Education and health are thus heavily controlled and supervised to maintain high-grade quality and delivery standards- a major contributor to upholding a high HCI.

HCI: An Asian outlook

Asian developed economies seem to have an upper hand in the HCI rankings. Close on the heels of Singapore, followed by South Korea(0.84), Japan(0.84) and Hong Kong (0.82), at Rank 2,3 and 4 respectively. The fifth spot is taken over by a European nation, Finland, at 0.81. Other Asian countries which then follow are Vietnam (rank 48), and Malaysia (rank 55).

On a global level, the world’s organizations have developed only 62 percent of its human capital. This presents a huge opportunity for private and public entities.

The way ahead

Yet, as the world shifts towards a digital and automated way of working, even a high-HCI economy like Singapore must continuously adapt. Skill cycles are getting shorter, and a new degree of agility is expected from governments and organizations. Some of the key areas which demand policy attention are:

  • Labour Demographics: Absorbing an older working population into the mainstream workforce, so as to leverage a more holistic and diverse workforce.
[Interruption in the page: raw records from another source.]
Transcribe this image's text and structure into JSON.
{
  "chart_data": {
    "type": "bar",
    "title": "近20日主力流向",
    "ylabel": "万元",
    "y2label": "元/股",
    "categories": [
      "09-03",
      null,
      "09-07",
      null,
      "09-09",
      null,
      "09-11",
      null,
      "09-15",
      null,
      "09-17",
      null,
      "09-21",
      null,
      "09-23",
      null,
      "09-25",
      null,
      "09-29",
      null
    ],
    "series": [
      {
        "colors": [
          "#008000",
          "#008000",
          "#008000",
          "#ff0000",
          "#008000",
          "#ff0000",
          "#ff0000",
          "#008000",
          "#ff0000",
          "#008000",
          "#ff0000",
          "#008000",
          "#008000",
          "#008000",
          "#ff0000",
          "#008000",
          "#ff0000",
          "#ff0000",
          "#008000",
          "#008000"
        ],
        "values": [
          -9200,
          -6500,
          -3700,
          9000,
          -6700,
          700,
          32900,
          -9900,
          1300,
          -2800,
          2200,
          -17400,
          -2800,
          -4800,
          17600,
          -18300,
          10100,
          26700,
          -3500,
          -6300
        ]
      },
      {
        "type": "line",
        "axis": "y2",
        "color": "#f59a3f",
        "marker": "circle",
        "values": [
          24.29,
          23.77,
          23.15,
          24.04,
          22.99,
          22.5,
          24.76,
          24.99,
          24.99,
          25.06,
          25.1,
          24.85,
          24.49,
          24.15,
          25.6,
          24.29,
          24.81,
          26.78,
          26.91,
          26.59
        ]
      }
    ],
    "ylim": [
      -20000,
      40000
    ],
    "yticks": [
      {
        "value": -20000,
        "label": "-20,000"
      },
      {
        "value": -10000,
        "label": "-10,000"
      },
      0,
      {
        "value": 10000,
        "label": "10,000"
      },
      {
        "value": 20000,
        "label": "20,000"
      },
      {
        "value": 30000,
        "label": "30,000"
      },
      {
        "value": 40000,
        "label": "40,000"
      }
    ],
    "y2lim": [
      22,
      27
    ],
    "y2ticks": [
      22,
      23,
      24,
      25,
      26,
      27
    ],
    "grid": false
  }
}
Another element is how to integrate the significant expat population, which accounts for a significant part of the working population.
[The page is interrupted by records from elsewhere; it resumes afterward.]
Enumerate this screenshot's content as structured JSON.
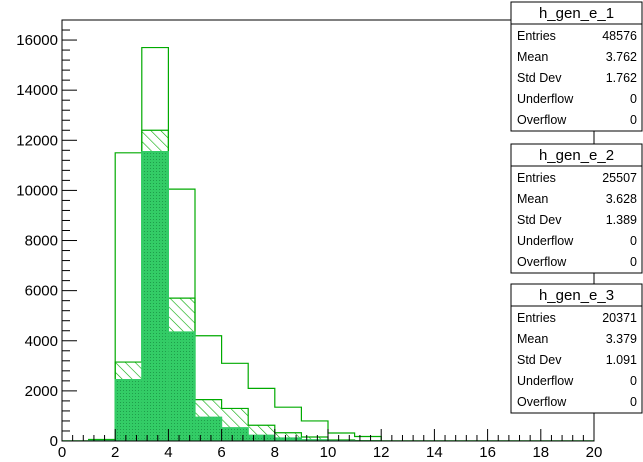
{
  "chart_data": {
    "type": "bar",
    "title": "",
    "xlabel": "",
    "ylabel": "",
    "xlim": [
      0,
      20
    ],
    "ylim": [
      0,
      16800
    ],
    "x_ticks": [
      "0",
      "2",
      "4",
      "6",
      "8",
      "10",
      "12",
      "14",
      "16",
      "18",
      "20"
    ],
    "y_ticks": [
      "0",
      "2000",
      "4000",
      "6000",
      "8000",
      "10000",
      "12000",
      "14000",
      "16000"
    ],
    "bin_edges": [
      0,
      1,
      2,
      3,
      4,
      5,
      6,
      7,
      8,
      9,
      10,
      11,
      12,
      13,
      14,
      15,
      16,
      17,
      18,
      19,
      20
    ],
    "series": [
      {
        "name": "h_gen_e_1",
        "style": "outline",
        "color": "#00aa00",
        "values": [
          0,
          60,
          11500,
          15700,
          10050,
          4200,
          3100,
          2100,
          1350,
          800,
          320,
          180,
          0,
          0,
          0,
          0,
          0,
          0,
          0,
          0
        ]
      },
      {
        "name": "h_gen_e_2",
        "style": "hatched",
        "color": "#00aa00",
        "values": [
          0,
          30,
          3150,
          12400,
          5700,
          1650,
          1300,
          630,
          330,
          160,
          40,
          10,
          0,
          0,
          0,
          0,
          0,
          0,
          0,
          0
        ]
      },
      {
        "name": "h_gen_e_3",
        "style": "filled",
        "color": "#33cc66",
        "values": [
          0,
          20,
          2450,
          11550,
          4350,
          950,
          530,
          230,
          120,
          50,
          15,
          5,
          0,
          0,
          0,
          0,
          0,
          0,
          0,
          0
        ]
      }
    ],
    "stats_boxes": [
      {
        "title": "h_gen_e_1",
        "rows": [
          {
            "label": "Entries",
            "value": "48576"
          },
          {
            "label": "Mean",
            "value": "3.762"
          },
          {
            "label": "Std Dev",
            "value": "1.762"
          },
          {
            "label": "Underflow",
            "value": "0"
          },
          {
            "label": "Overflow",
            "value": "0"
          }
        ]
      },
      {
        "title": "h_gen_e_2",
        "rows": [
          {
            "label": "Entries",
            "value": "25507"
          },
          {
            "label": "Mean",
            "value": "3.628"
          },
          {
            "label": "Std Dev",
            "value": "1.389"
          },
          {
            "label": "Underflow",
            "value": "0"
          },
          {
            "label": "Overflow",
            "value": "0"
          }
        ]
      },
      {
        "title": "h_gen_e_3",
        "rows": [
          {
            "label": "Entries",
            "value": "20371"
          },
          {
            "label": "Mean",
            "value": "3.379"
          },
          {
            "label": "Std Dev",
            "value": "1.091"
          },
          {
            "label": "Underflow",
            "value": "0"
          },
          {
            "label": "Overflow",
            "value": "0"
          }
        ]
      }
    ],
    "grid": false,
    "legend": "top-right"
  }
}
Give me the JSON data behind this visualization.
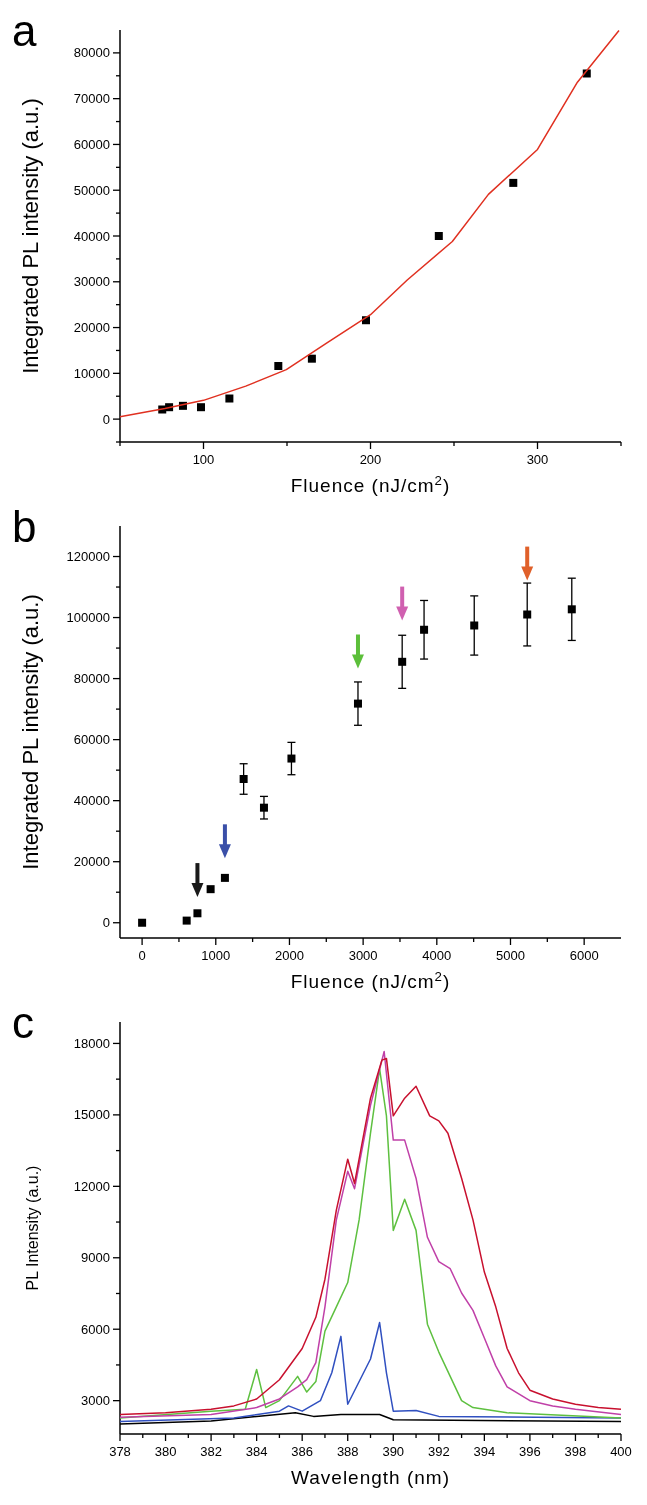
{
  "chart_data": [
    {
      "type": "scatter",
      "title": "a",
      "xlabel": "Fluence (nJ/cm$^{2}$)",
      "ylabel": "Integrated PL intensity (a.u.)",
      "xlim": [
        50,
        350
      ],
      "ylim": [
        -5000,
        85000
      ],
      "xticks": [
        {
          "value": 50,
          "label": null
        },
        100,
        {
          "value": 150,
          "label": null
        },
        200,
        {
          "value": 250,
          "label": null
        },
        300,
        {
          "value": 350,
          "label": null
        }
      ],
      "yticks": [
        {
          "value": -5000,
          "label": null
        },
        0,
        {
          "value": 5000,
          "label": null
        },
        10000,
        {
          "value": 15000,
          "label": null
        },
        20000,
        {
          "value": 25000,
          "label": null
        },
        30000,
        {
          "value": 35000,
          "label": null
        },
        40000,
        {
          "value": 45000,
          "label": null
        },
        50000,
        {
          "value": 55000,
          "label": null
        },
        60000,
        {
          "value": 65000,
          "label": null
        },
        70000,
        {
          "value": 75000,
          "label": null
        },
        80000
      ],
      "series": [
        {
          "type": "scatter",
          "marker": "square",
          "color": "#000000",
          "x": [
            75.3,
            79.4,
            87.7,
            98.5,
            115.5,
            144.8,
            164.9,
            197.3,
            240.9,
            285.5,
            329.5
          ],
          "values": [
            2100,
            2600,
            2900,
            2600,
            4500,
            11600,
            13200,
            21600,
            40000,
            51600,
            75500
          ]
        },
        {
          "type": "line",
          "marker": "none",
          "color": "#e03020",
          "x": [
            50,
            76.9,
            100,
            125.3,
            149.6,
            173.7,
            200,
            222,
            249,
            270.6,
            300,
            323.9,
            348.8
          ],
          "values": [
            500,
            2300,
            4100,
            7200,
            10800,
            16600,
            22800,
            30400,
            38800,
            49100,
            58900,
            73600,
            84900
          ]
        }
      ]
    },
    {
      "type": "scatter",
      "title": "b",
      "xlabel": "Fluence (nJ/cm$^{2}$)",
      "ylabel": "Integrated PL intensity (a.u.)",
      "xlim": [
        -300,
        6500
      ],
      "ylim": [
        -5000,
        130000
      ],
      "xticks": [
        0,
        {
          "value": 500,
          "label": null
        },
        1000,
        {
          "value": 1500,
          "label": null
        },
        2000,
        {
          "value": 2500,
          "label": null
        },
        3000,
        {
          "value": 3500,
          "label": null
        },
        4000,
        {
          "value": 4500,
          "label": null
        },
        5000,
        {
          "value": 5500,
          "label": null
        },
        6000
      ],
      "yticks": [
        0,
        {
          "value": 10000,
          "label": null
        },
        20000,
        {
          "value": 30000,
          "label": null
        },
        40000,
        {
          "value": 50000,
          "label": null
        },
        60000,
        {
          "value": 70000,
          "label": null
        },
        80000,
        {
          "value": 90000,
          "label": null
        },
        100000,
        {
          "value": 110000,
          "label": null
        },
        120000
      ],
      "series": [
        {
          "type": "scatter",
          "marker": "square",
          "color": "#000000",
          "x": [
            0,
            605,
            751,
            930,
            1124,
            1378,
            1654,
            2027,
            2930,
            3530,
            3827,
            4508,
            5227,
            5832
          ],
          "values": [
            0,
            700,
            3100,
            11000,
            14700,
            47100,
            37700,
            53800,
            71800,
            85500,
            96000,
            97400,
            101000,
            102700
          ],
          "errors": [
            null,
            null,
            null,
            null,
            null,
            5000,
            3700,
            5300,
            7100,
            8700,
            9600,
            9700,
            10300,
            10200
          ]
        },
        {
          "type": "scatter",
          "marker": "triangle",
          "colors": [
            "#1a1a1a",
            "#3a4fa8",
            "#5cbf3a",
            "#d060b0",
            "#e0602a"
          ],
          "x": [
            751,
            1124,
            2930,
            3530,
            5227
          ],
          "values": [
            10700,
            23400,
            85600,
            101300,
            114400
          ]
        }
      ]
    },
    {
      "type": "line",
      "title": "c",
      "xlabel": "Wavelength (nm)",
      "ylabel": "PL Intensity (a.u.)",
      "xlim": [
        378,
        400
      ],
      "ylim": [
        1600,
        18900
      ],
      "xticks": [
        378,
        {
          "value": 379,
          "label": null
        },
        380,
        {
          "value": 381,
          "label": null
        },
        382,
        {
          "value": 383,
          "label": null
        },
        384,
        {
          "value": 385,
          "label": null
        },
        386,
        {
          "value": 387,
          "label": null
        },
        388,
        {
          "value": 389,
          "label": null
        },
        390,
        {
          "value": 391,
          "label": null
        },
        392,
        {
          "value": 393,
          "label": null
        },
        394,
        {
          "value": 395,
          "label": null
        },
        396,
        {
          "value": 397,
          "label": null
        },
        398,
        {
          "value": 399,
          "label": null
        },
        400
      ],
      "yticks": [
        3000,
        {
          "value": 4500,
          "label": null
        },
        6000,
        {
          "value": 7500,
          "label": null
        },
        9000,
        {
          "value": 10500,
          "label": null
        },
        12000,
        {
          "value": 13500,
          "label": null
        },
        15000,
        {
          "value": 16500,
          "label": null
        },
        18000
      ],
      "series": [
        {
          "type": "line",
          "color": "#000000",
          "x": [
            378,
            382,
            385.7,
            386.5,
            387.7,
            389.4,
            390,
            400
          ],
          "values": [
            2020,
            2150,
            2490,
            2340,
            2420,
            2420,
            2200,
            2120
          ]
        },
        {
          "type": "line",
          "color": "#3050c0",
          "x": [
            378,
            383,
            385,
            385.4,
            386,
            386.8,
            387.3,
            387.7,
            388,
            389,
            389.4,
            389.7,
            390,
            391,
            392,
            400
          ],
          "values": [
            2130,
            2270,
            2560,
            2780,
            2560,
            3000,
            4170,
            5700,
            2850,
            4750,
            6280,
            4170,
            2560,
            2590,
            2340,
            2270
          ]
        },
        {
          "type": "line",
          "color": "#5ec040",
          "x": [
            378,
            382,
            383.5,
            384,
            384.4,
            385,
            385.8,
            386.2,
            386.6,
            387,
            387.5,
            388,
            388.5,
            389,
            389.4,
            389.7,
            390,
            390.5,
            391,
            391.5,
            392,
            393,
            393.5,
            395,
            400
          ],
          "values": [
            2270,
            2560,
            2640,
            4310,
            2710,
            3000,
            4020,
            3360,
            3800,
            5920,
            6940,
            7960,
            10590,
            14230,
            16930,
            14960,
            10150,
            11460,
            10150,
            6210,
            5040,
            3000,
            2710,
            2490,
            2270
          ]
        },
        {
          "type": "line",
          "color": "#c040a8",
          "x": [
            378,
            382,
            384,
            385,
            385.8,
            386.2,
            386.6,
            387,
            387.5,
            388,
            388.3,
            389,
            389.6,
            390,
            390.5,
            391,
            391.5,
            392,
            392.5,
            393,
            393.5,
            394,
            394.5,
            395,
            396,
            397,
            398,
            400
          ],
          "values": [
            2300,
            2420,
            2710,
            3070,
            3580,
            3880,
            4600,
            6940,
            10590,
            12630,
            11900,
            15400,
            17660,
            13940,
            13940,
            12340,
            9860,
            8840,
            8540,
            7520,
            6790,
            5630,
            4460,
            3580,
            3000,
            2780,
            2640,
            2420
          ]
        },
        {
          "type": "line",
          "color": "#c8102e",
          "x": [
            378,
            380,
            382,
            383,
            384,
            385,
            386,
            386.6,
            387,
            387.5,
            388,
            388.3,
            389,
            389.5,
            389.7,
            390,
            390.5,
            391,
            391.6,
            392,
            392.4,
            393,
            393.5,
            394,
            394.5,
            395,
            395.5,
            396,
            397,
            398,
            399,
            400
          ],
          "values": [
            2420,
            2490,
            2640,
            2780,
            3070,
            3880,
            5190,
            6500,
            8100,
            11000,
            13140,
            12120,
            15700,
            17300,
            17370,
            14960,
            15700,
            16200,
            14960,
            14750,
            14230,
            12340,
            10590,
            8400,
            6940,
            5190,
            4170,
            3440,
            3070,
            2850,
            2710,
            2640
          ]
        }
      ]
    }
  ]
}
  • Future skill building: The success factors six months from now are going to be very different from those required today. Continuous learning and adaptation to adopt new-age skills is the key to continued human capital advancement.

  • Inequality concerns: UK-based Oxfam released a global index for outlining the unequal status of nations. The report ranks Singapore among the bottom 10 countries in the world for its efforts to reduce inequality. The reason being, the "harmful tax practices." While income tax for the rich has been increased by 2 percent, the maximum income tax slab for highest earners stands at 22 percent, which is very low as per developed economy standards.

While Singapore may have topped the inaugural Human Capital Index, sustaining this position in an ever-changing world is going to be the real test of a truly progressive economy. This means that both public and private sectors must continue to work hand-in-hand to improvise and revamp public education, health, and labor in tandem.